Bu sefer öncekinden çok daha korkunçtu!
Suyun Gücü sadece çevreden otomatik olarak su çekmekle kalmadı, Jun Moxie Hongjun Pagodasından da biraz su alıp birlikte döktü. Birdenbire Kutsal Topraklar ordusunun önündeki alan yükselen dalgalarla azgın bir nehre dönüştü!
Hücum etmekte olan sayısız Yabancı uzman ani su seli tarafından zorla ezildi ve sırılsıklam tavuklara dönüştü!
Jun Moxie tüm Dışarıdakiler uzmanlarının yere yıkıldığını ve suyun herkesin görüşünü de bulandırdığını doğruladıktan sonra yüksek sesle güldü ve ellerini dramatik bir şekilde salladı. "Bunun için çök baba! Şu lanet olası İlahi Güneş köpeklerinin üzerine çök! İlahi Güneş'miş! İlahi Tuvalet daha iyi!"

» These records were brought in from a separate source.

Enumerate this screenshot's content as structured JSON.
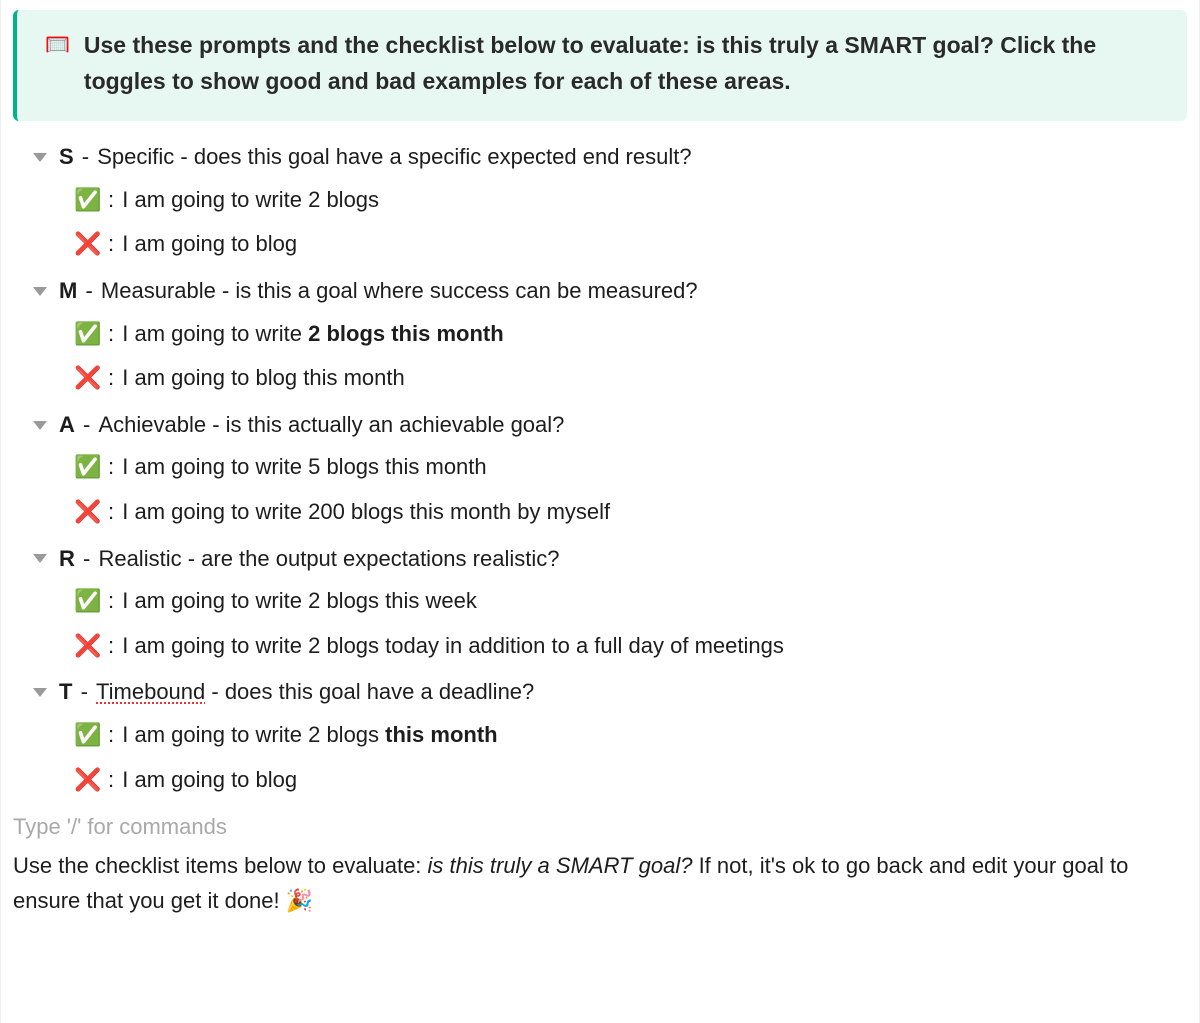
{
  "callout": {
    "icon": "🥅",
    "text": "Use these prompts and the checklist below to evaluate: is this truly a SMART goal? Click the toggles to show good and bad examples for each of these areas."
  },
  "items": [
    {
      "letter": "S",
      "title": "Specific - does this goal have a specific expected end result?",
      "good_prefix": "I am going to write 2 blogs",
      "good_bold": "",
      "bad": "I am going to blog",
      "spellcheck_title": false
    },
    {
      "letter": "M",
      "title": "Measurable - is this a goal where success can be measured?",
      "good_prefix": "I am going to write ",
      "good_bold": "2 blogs this month",
      "bad": "I am going to blog this month",
      "spellcheck_title": false
    },
    {
      "letter": "A",
      "title": "Achievable - is this actually an achievable goal?",
      "good_prefix": "I am going to write 5 blogs this month",
      "good_bold": "",
      "bad": "I am going to write 200 blogs this month by myself",
      "spellcheck_title": false
    },
    {
      "letter": "R",
      "title": "Realistic - are the output expectations realistic?",
      "good_prefix": "I am going to write 2 blogs this week",
      "good_bold": "",
      "bad": "I am going to write 2 blogs today in addition to a full day of meetings",
      "spellcheck_title": false
    },
    {
      "letter": "T",
      "title_word": "Timebound",
      "title_rest": " - does this goal have a deadline?",
      "good_prefix": "I am going to write 2 blogs ",
      "good_bold": "this month",
      "bad": "I am going to blog",
      "spellcheck_title": true
    }
  ],
  "placeholder": "Type '/' for commands",
  "footer": {
    "before": "Use the checklist items below to evaluate: ",
    "italic": "is this truly a SMART goal?",
    "after": " If not, it's ok to go back and edit your goal to ensure that you get it done! 🎉"
  },
  "icons": {
    "good": "✅",
    "bad": "❌"
  }
}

Gürültülü bir kükremeyle yer aniden parçalandı ve istisnasız 4.000 ölüm şövalyesinin her biri derin çukura yuvarlandı!
Bu ses son derece yüksekti!
Sayısız devasa dalga sürekli olarak gökyüzüne sıçradı.
Bu noktada, bu 'zirvedeki' Aziz İmparator uzmanları kendilerini patlatmak istemeseler bile, hayatta kalamazlardı. Etraflarında herhangi bir düşman olup olmaması artık önemli değildi. Her halükarda, bu kadar çok suyla bir şey görmek imkansızdı.
En azından bu şekilde kendilerini patlatarak hızla ölebilirler ve ruhları Sarı Pınar'a girmeye devam edebilirdi. Hayatlarını korumaya çalışmakta ısrar etselerdi, korkak olarak alay konusu olacaklardı.
Bu tür düşüncelerle, 4.000'den fazla Aziz İmparator oybirliğiyle kendilerini patlatmaya karar verdi.
Mo Wudao ve diğerlerinin nutku tamamen tutulmuştu.
Başlangıçta bugün hayatlarını feda etmek için dışarı çıkacaklarını düşünmüşlerdi. Ancak iki ücretsiz havai fişek gösterisi izleyebilecekleri kimin aklına gelirdi ki! Bu tek kelimeyle muhteşemdi... her gösteri bir öncekinden daha heyecanlı ve daha görkemliydi... Böyle bir gösteri tek kelimeyle... şaşırtıcı ve şok ediciydi ah!